When we rasterize the Polygon Features, we’d like for schools to have a different value than all of the other Polygons. However, we are unsure if any schools were contained within the original data, and we’d like to see if any are. One method we could use to determine if there are schools is to look at the tags of the Polygon Features. The following code will show all of the unique tags for all of the Polygons in the collection.

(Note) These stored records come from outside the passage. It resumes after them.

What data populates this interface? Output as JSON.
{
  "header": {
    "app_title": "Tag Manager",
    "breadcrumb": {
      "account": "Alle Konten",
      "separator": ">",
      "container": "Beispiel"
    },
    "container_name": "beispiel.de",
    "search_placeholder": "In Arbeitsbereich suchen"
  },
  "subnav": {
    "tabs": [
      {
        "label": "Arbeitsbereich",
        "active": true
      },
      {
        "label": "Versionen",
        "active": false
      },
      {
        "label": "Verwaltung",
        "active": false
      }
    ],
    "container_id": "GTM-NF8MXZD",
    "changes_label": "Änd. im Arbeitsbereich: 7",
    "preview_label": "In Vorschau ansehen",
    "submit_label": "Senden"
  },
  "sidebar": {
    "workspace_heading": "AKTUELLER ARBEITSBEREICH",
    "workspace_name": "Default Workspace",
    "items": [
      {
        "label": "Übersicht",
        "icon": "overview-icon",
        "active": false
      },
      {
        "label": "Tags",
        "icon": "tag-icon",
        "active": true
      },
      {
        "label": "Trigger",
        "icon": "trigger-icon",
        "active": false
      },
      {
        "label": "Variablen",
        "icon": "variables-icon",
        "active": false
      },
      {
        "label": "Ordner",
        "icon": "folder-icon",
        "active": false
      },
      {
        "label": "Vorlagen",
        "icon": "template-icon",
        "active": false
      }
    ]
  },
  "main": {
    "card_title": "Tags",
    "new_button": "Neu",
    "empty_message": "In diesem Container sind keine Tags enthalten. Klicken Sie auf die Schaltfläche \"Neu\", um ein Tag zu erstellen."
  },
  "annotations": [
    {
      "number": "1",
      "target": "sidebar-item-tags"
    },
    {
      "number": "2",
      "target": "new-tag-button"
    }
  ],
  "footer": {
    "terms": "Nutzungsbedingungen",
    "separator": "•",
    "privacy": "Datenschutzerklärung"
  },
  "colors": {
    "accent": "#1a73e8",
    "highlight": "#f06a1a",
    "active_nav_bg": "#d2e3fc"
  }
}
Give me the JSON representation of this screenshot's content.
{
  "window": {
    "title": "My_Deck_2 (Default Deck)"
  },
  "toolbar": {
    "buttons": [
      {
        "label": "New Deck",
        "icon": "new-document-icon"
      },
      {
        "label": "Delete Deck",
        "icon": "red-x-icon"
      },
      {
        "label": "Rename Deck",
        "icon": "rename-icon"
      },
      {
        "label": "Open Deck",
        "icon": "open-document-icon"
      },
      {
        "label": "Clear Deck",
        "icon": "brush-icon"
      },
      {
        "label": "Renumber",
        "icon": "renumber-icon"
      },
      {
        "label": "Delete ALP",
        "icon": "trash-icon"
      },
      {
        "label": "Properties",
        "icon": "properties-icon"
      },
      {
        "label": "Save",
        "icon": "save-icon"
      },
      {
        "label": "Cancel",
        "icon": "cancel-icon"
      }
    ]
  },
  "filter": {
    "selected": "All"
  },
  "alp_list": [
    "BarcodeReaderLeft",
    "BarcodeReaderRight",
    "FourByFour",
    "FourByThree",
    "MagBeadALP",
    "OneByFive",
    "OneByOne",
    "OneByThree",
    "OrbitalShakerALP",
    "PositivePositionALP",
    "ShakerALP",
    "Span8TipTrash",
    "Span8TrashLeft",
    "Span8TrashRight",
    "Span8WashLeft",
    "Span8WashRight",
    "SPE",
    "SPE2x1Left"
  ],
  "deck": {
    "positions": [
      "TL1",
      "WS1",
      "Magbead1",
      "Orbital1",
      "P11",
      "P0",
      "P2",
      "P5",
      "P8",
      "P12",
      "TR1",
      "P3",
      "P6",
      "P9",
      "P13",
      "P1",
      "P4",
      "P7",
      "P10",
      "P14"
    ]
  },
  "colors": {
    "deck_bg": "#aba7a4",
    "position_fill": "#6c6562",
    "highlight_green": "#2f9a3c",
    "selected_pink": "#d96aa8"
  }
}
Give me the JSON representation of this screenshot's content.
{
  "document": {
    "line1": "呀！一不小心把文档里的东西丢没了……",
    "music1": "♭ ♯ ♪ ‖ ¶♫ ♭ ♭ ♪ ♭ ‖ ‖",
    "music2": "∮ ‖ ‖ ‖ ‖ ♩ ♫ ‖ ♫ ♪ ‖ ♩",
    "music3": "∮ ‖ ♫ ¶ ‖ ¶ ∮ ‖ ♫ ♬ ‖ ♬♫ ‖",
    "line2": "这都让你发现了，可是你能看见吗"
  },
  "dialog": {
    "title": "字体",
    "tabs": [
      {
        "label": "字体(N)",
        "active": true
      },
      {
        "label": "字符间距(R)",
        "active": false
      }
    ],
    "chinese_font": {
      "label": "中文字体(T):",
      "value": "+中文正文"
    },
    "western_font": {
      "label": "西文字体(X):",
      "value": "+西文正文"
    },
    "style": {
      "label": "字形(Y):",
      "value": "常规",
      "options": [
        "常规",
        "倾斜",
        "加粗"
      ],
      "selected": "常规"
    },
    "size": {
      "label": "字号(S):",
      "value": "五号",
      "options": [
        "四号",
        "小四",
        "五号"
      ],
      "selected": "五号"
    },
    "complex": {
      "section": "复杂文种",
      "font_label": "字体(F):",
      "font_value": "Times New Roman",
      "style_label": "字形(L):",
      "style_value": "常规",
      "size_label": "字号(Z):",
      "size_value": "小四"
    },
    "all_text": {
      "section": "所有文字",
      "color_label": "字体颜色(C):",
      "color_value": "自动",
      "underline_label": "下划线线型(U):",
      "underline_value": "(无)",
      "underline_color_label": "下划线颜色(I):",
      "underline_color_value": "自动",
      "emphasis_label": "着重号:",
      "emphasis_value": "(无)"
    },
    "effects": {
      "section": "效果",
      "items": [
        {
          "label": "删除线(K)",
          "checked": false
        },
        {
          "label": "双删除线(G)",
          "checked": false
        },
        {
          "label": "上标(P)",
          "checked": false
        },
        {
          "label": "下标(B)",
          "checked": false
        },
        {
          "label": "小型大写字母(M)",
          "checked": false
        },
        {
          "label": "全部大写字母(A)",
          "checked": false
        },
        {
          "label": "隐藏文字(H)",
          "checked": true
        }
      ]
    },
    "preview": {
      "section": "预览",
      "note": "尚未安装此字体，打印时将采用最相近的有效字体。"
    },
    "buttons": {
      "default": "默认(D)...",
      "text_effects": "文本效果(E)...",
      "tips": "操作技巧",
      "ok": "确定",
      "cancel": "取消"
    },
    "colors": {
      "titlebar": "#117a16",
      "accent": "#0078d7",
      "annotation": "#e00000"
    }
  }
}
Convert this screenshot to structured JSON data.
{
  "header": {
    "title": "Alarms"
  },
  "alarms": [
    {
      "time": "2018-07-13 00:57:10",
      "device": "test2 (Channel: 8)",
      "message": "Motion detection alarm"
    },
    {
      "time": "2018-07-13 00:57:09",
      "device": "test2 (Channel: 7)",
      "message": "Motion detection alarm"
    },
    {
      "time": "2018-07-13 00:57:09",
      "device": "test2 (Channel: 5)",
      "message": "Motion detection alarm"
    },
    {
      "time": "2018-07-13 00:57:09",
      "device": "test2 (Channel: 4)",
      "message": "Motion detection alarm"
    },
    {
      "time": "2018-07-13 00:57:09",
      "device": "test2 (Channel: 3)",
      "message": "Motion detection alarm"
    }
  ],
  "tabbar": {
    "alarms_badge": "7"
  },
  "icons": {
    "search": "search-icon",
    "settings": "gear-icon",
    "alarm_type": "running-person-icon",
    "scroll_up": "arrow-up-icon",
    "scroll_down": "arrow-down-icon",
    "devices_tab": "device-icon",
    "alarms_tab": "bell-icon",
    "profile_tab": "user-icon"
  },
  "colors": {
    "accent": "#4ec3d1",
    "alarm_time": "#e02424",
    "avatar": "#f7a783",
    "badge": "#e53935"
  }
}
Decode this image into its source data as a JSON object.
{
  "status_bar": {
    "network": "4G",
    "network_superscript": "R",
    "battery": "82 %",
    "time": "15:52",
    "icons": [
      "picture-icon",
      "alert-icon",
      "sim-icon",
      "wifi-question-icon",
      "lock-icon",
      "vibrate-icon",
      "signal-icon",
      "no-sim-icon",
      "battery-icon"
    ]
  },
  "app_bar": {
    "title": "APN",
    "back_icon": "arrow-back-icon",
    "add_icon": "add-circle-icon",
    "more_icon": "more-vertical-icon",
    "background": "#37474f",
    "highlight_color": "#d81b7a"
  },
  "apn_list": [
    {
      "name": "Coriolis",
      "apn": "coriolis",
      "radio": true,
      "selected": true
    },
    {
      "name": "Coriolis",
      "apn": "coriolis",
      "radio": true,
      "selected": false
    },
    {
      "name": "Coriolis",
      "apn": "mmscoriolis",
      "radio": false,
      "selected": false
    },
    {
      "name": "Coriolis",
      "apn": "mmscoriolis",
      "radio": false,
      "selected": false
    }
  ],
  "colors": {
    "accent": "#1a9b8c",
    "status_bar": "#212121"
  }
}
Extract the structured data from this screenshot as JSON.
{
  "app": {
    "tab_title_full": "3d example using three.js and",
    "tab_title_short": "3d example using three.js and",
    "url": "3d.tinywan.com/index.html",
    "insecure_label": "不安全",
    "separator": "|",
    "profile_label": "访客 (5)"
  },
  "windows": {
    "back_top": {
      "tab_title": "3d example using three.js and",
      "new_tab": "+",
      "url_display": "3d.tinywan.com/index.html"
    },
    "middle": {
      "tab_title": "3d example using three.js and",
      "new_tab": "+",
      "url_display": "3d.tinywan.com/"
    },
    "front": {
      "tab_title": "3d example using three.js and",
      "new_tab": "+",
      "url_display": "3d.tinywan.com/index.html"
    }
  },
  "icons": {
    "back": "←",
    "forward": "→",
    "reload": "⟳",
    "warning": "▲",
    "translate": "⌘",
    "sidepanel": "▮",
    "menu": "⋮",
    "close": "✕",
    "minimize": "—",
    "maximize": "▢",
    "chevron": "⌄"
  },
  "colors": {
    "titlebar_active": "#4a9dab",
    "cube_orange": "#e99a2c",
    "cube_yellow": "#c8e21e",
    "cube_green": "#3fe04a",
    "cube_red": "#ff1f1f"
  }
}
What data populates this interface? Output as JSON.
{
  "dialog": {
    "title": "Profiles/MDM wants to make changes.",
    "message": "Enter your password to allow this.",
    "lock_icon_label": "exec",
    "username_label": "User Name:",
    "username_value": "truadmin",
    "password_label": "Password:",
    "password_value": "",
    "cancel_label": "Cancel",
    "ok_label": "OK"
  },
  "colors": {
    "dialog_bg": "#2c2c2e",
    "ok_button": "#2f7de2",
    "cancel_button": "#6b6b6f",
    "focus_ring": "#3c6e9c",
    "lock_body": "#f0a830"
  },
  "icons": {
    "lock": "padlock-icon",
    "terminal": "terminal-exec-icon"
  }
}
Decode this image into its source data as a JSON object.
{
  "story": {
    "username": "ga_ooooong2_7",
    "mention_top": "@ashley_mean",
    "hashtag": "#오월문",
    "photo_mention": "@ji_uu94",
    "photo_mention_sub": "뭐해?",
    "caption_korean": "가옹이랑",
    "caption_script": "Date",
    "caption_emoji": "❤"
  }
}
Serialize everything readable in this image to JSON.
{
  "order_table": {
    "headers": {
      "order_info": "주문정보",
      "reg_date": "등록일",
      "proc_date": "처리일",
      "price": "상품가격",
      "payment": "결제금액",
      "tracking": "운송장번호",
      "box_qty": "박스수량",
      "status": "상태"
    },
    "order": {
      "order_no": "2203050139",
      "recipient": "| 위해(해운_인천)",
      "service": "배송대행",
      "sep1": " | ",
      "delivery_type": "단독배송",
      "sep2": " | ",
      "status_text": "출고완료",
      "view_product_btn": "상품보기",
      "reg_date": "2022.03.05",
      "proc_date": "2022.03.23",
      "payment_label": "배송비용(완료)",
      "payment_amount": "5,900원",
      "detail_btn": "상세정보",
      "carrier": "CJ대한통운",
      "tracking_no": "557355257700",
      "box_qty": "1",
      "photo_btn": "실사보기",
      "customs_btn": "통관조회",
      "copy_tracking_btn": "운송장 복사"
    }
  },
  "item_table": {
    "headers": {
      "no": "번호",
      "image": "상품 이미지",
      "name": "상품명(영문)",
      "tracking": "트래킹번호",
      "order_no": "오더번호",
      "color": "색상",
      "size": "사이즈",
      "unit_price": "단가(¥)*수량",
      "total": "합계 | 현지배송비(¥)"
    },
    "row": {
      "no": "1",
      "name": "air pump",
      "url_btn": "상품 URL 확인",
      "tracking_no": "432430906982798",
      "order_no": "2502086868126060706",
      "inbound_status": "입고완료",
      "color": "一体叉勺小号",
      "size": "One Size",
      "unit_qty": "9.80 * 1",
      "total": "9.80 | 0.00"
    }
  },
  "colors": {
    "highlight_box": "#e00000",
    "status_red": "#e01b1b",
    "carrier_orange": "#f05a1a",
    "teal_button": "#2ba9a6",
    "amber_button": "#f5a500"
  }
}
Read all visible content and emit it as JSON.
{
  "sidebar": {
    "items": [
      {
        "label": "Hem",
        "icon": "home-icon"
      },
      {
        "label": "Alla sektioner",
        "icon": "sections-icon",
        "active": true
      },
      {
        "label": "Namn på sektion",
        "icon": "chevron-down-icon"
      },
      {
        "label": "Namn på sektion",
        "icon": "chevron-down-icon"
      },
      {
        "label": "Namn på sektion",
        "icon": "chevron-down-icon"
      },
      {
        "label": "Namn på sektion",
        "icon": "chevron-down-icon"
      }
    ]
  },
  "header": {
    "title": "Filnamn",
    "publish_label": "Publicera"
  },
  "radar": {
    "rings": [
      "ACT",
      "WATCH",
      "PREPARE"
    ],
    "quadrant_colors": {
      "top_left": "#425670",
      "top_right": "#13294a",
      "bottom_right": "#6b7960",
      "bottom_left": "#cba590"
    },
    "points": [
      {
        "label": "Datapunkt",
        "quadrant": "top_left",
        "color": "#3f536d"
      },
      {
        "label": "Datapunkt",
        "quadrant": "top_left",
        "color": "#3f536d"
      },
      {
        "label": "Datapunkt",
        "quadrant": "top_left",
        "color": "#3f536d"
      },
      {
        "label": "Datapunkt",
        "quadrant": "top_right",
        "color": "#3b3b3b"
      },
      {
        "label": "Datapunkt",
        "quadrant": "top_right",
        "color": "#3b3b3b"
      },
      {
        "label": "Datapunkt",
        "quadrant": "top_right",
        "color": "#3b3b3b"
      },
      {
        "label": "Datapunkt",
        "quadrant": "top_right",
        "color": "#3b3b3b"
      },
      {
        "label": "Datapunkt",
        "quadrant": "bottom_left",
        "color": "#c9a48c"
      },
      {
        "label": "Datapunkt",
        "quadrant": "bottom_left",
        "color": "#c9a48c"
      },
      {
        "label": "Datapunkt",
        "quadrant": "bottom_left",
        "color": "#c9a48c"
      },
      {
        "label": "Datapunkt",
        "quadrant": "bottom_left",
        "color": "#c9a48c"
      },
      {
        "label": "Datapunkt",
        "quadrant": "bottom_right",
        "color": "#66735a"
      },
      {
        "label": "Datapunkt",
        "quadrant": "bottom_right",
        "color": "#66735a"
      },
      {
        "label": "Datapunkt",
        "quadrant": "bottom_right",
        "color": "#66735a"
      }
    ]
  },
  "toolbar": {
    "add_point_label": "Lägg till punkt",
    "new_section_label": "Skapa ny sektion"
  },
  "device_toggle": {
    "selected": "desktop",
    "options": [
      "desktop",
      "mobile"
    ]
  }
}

features.get_polygon_tags()

Which has the following output:

{'NHD:ComID': '25964412',
 'NHD:Elevation': '0.00000000000',
 'NHD:FCode': '39004',
 'NHD:FDate': '2001/08/16',
 'NHD:FTYPE': 'LakePond',
 'NHD:Permanent_': '25964412',
 'NHD:ReachCode': '02040203004486',
 'NHD:Resolution': 'High',
 'addr:city': 'Gilbertsville',
 'addr:housenumber': '1100',
 'addr:postcode': '19525',
 'addr:state': 'PA',
 'addr:street': 'E Philadelphia Avenue',
 'amenity': 'school',
 'area': 'yes',
 'building': 'yes',
 'leisure': 'pitch',
 'name': 'Boyertown Area Junior High School-West Center',
 'natural': 'water',
 'railway': 'platform',
 'smoking': 'outside',
 'source': 'Yahoo',
 'sport': 'baseball',
 'tourism': 'museum',
 'wikidata': 'Q8069423',
 'wikipedia': "en:Zern's Farmer's Market"}

So it appears that there are schools in this dataset, and that we can continue on.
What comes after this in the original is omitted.